Tu passes une grande
partie de l'année sur les routes de France. La scène semble donc
essentielle pour toi. En dehors évidemment de l'aspect promotionnel,
est-ce un moyen de tester continuellement ta musique ?
Un moyen de la faire
vivre tout simplement, et évoluer selon mon état d’esprit.
Parfois j’ai l’impression d’exécuter des reprises de mes
propres titres, on est souvent loin des versions studio. Cela dit,
même si j’arrive à jouer aux quatre coins de France, je passe
encore une (trop) longue partie de l’année en sédentaire citadin,
à répéter pour les murs de mon appartement…
Lorsqu'on connaît ton
album, on peut être étonné en concert car les
arrangements sont très différents, surtout à cause de ta façon de
superposer des boucles musicales que tu enregistres en direct au
cours des morceaux. Peux-tu expliquer cette différence qui te permet
d'acquérir sur scène l'ampleur musicale d'un groupe ?
Je n’utilise pas tant que ça le
« boucleur » à vrai dire, seulement pour 2 ou 3
morceaux, qui sortent du guitare-voix et re-dynamisent mon set. Sur
scène, il faut savoir doser chaque « artifice » quand on
joue solo. Et le langage des machines me lasse très vite
honnêtement, y compris comme spectateur… Mon concert repose sur la
présence vocale, prioritairement.
Ta musique reste
encore largement confidentielle, malgré une reconnaissance au niveau
de la critique. Cette confidentialité et ton choix de passer par des
labels indépendants ne te donne-t-ils pas l’impression de transformer ton parcours en véritable
sacerdoce ? As-tu des moments de découragement ?
Rester en marge n’est
nullement un choix, c’est juste une conséquence logique, comme je
suis pratiquement seul à gérer ma carrière. Je tiens à
l’indépendance, en terme artistique et financier, non pour cibler
un certain type de mélomanes. Ma musique n’est pas tant que ça
indie, elle pourrait toucher un plus large public, mais je n’y
parviendrai jamais à mon compte, avec si peu de moyens... Produire
et sortir Kamikaze tenait déjà presque du miracle, or je
ne rentabiliserai sans doute même pas l’investissement, pourtant
mesuré. De là peut naître un certain découragement, certainement
pas une désillusion, car je savais très bien à quoi m’attendre.
Clairement, je ne me satisfais pas du mode « plutôt seul, que
mal entouré ». Plutôt bien entouré, oui.
Cet album marque un
tournant dans ton style musical, ta musique devient plus sobre. Cette
évolution te semble-t-elle définitive ? Est-elle liée à ton
histoire personnelle ?
En partie, oui. Je
voulais m’exprimer plus directement, et assumer un statut de
chanteur.
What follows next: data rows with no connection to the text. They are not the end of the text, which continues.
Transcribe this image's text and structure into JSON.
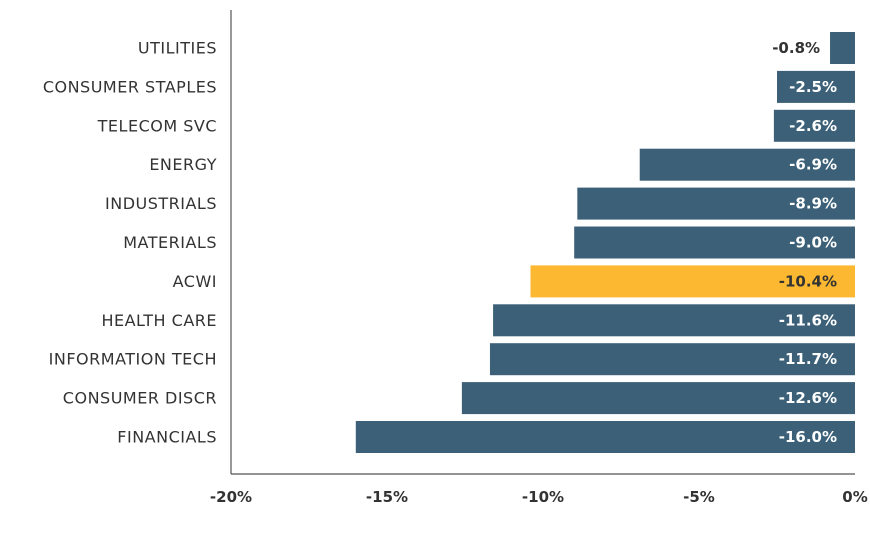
{
  "chart_data": {
    "type": "bar",
    "orientation": "horizontal",
    "categories": [
      "UTILITIES",
      "CONSUMER STAPLES",
      "TELECOM SVC",
      "ENERGY",
      "INDUSTRIALS",
      "MATERIALS",
      "ACWI",
      "HEALTH CARE",
      "INFORMATION TECH",
      "CONSUMER DISCR",
      "FINANCIALS"
    ],
    "values": [
      -0.8,
      -2.5,
      -2.6,
      -6.9,
      -8.9,
      -9.0,
      -10.4,
      -11.6,
      -11.7,
      -12.6,
      -16.0
    ],
    "data_labels": [
      "-0.8%",
      "-2.5%",
      "-2.6%",
      "-6.9%",
      "-8.9%",
      "-9.0%",
      "-10.4%",
      "-11.6%",
      "-11.7%",
      "-12.6%",
      "-16.0%"
    ],
    "highlight_category": "ACWI",
    "xlim": [
      -20,
      0
    ],
    "x_ticks": [
      -20,
      -15,
      -10,
      -5,
      0
    ],
    "x_tick_labels": [
      "-20%",
      "-15%",
      "-10%",
      "-5%",
      "0%"
    ],
    "title": "",
    "xlabel": "",
    "ylabel": "",
    "grid": false,
    "legend": "none",
    "colors": {
      "bar": "#3b6078",
      "highlight": "#fbb830",
      "axis": "#555555",
      "label_inside": "#ffffff",
      "label_outside": "#333333"
    }
  }
}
Ma voix se prête mal à une production surchargée, ou une
reverb très connotée. Avec la démocratisation du home-studio, tous
les albums qui sortent maintenant, même confidentiellement, sonnent
assez « riche » et bien finalisés ; je préférais
me baser sur des prises live guitare-voix, rehaussés par quelques
ajouts instrumentaux. Ça me ressemblait plus. Mais chaque orientation
musicale répond à une période donnée, et mes prochains
enregistrements seront forcément différents…
Le dernier morceau de
l'album, "Faith", a des tonalités quasi religieuses et le titre renforce ce qu'on perçoit à l'écoute. Quelle
signification donnes-tu à cet aspect religieux ?
Est-il lié au tournant qui s'est produit dans ta musique ?
Pourquoi le terme
« faith » (foi) resterait confiné au religieux ? Ma
musique peut être volontiers mystique, certainement pas religieuse.
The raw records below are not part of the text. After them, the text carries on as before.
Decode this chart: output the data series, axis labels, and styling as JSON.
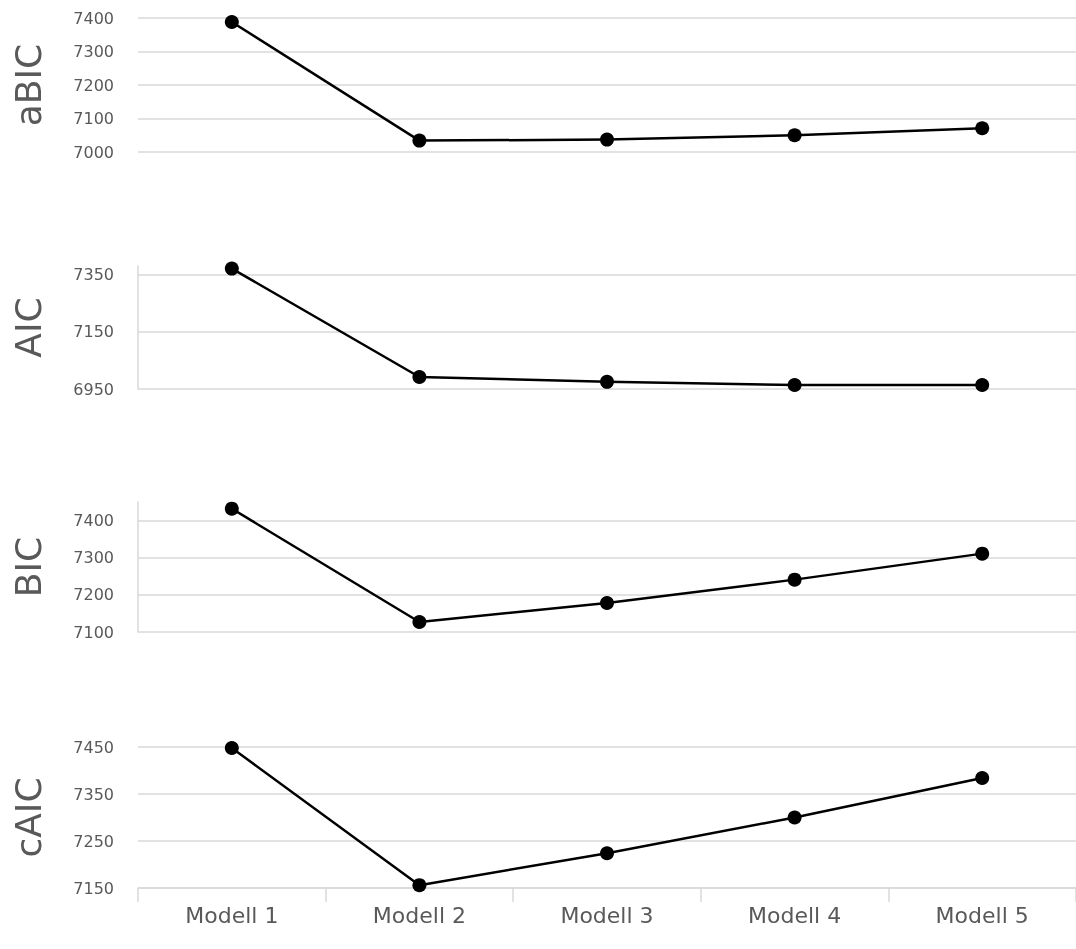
{
  "chart_data": [
    {
      "type": "line",
      "ylabel": "aBIC",
      "categories": [
        null,
        null,
        null,
        null,
        null
      ],
      "series": [
        {
          "color": "#000000",
          "values": [
            7388,
            7034,
            7037,
            7050,
            7071
          ]
        }
      ],
      "ylim": [
        7000,
        7400
      ],
      "yticks": [
        7000,
        7100,
        7200,
        7300,
        7400
      ],
      "grid": "y",
      "marker": "circle",
      "tick_labels": "y"
    },
    {
      "type": "line",
      "ylabel": "AIC",
      "categories": [
        null,
        null,
        null,
        null,
        null
      ],
      "series": [
        {
          "color": "#000000",
          "values": [
            7371,
            6992,
            6975,
            6964,
            6964
          ]
        }
      ],
      "ylim": [
        6950,
        7380
      ],
      "yticks": [
        6950,
        7150,
        7350
      ],
      "grid": "y",
      "marker": "circle",
      "tick_labels": "y"
    },
    {
      "type": "line",
      "ylabel": "BIC",
      "categories": [
        null,
        null,
        null,
        null,
        null
      ],
      "series": [
        {
          "color": "#000000",
          "values": [
            7432,
            7127,
            7178,
            7241,
            7311
          ]
        }
      ],
      "ylim": [
        7100,
        7450
      ],
      "yticks": [
        7100,
        7200,
        7300,
        7400
      ],
      "grid": "y",
      "marker": "circle",
      "tick_labels": "y"
    },
    {
      "type": "line",
      "ylabel": "cAIC",
      "categories": [
        "Modell 1",
        "Modell 2",
        "Modell 3",
        "Modell 4",
        "Modell 5"
      ],
      "series": [
        {
          "color": "#000000",
          "values": [
            7448,
            7156,
            7224,
            7300,
            7384
          ]
        }
      ],
      "ylim": [
        7150,
        7450
      ],
      "yticks": [
        7150,
        7250,
        7350,
        7450
      ],
      "grid": "y",
      "marker": "circle"
    }
  ]
}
La spiritualité est une chose bien trop personnelle et intime, pour
l’enfermer sous un dogme ou un clocher. Concernant le morceau en
question, il vient conclure le cheminement philosophique de l’album :
l’amour n’a pas survécu, l’espoir et le désespoir forment les
deux tranchants d’un même couperet, la colère n’offre qu’un
remède provisoire... Seule la foi en l’avenir apporte une issue.
Amen.
Avec "The
Strong", "Saved By The Monster" est le titre au
rythme le plus rapide, presque une course ou une fuite en avant si
on regarde un peu les paroles. Peux-tu parler un peu de l'histoire de ce « monstre » qui voulait être ton
sauveur ?
Les textes de l’album
sont très autobiographiques, et ce titre apporte une bouffée d’air
surréaliste, autour du même fil conducteur. C’est une fable
moderne, sans épilogue, sur la peur des hommes devant l’altérité
féminine et son potentiel destructeur. Ce providentiel
« monstre-femme » agit sans instinct moral, uniquement
guidée par la passion. Elle échappe aux considérations
manichéennes. Et je veux croire que les femmes ont assez
d’autodérision pour n’y voir aucune misogynie latente…
Quels sont tes projets
actuels ? Un prochain album est-il en cours ?
Il y aura bientôt un
nouveau single extrait de « Kamikaze », donc c’est
encore tôt pour parler du prochain album, mais j’ai déjà
beaucoup de morceaux en chantier, trop à vrai dire... J’aimerais
donc sortir d’abord un EP intermédiaire, courant 2013 normalement.
Mes autres projets sont littéraires : à force d’écrire sous
différentes formes (poésie, chroniques, Français-Anglais…) j’ai
envie de publier certains textes officiellement, même à très petit
tirage. Les gens n’achètent plus de disques, il faut bien trouver
d’autres objets culturels… Bon, ça n’arrangera pas mon statut
de poète maudit, certes.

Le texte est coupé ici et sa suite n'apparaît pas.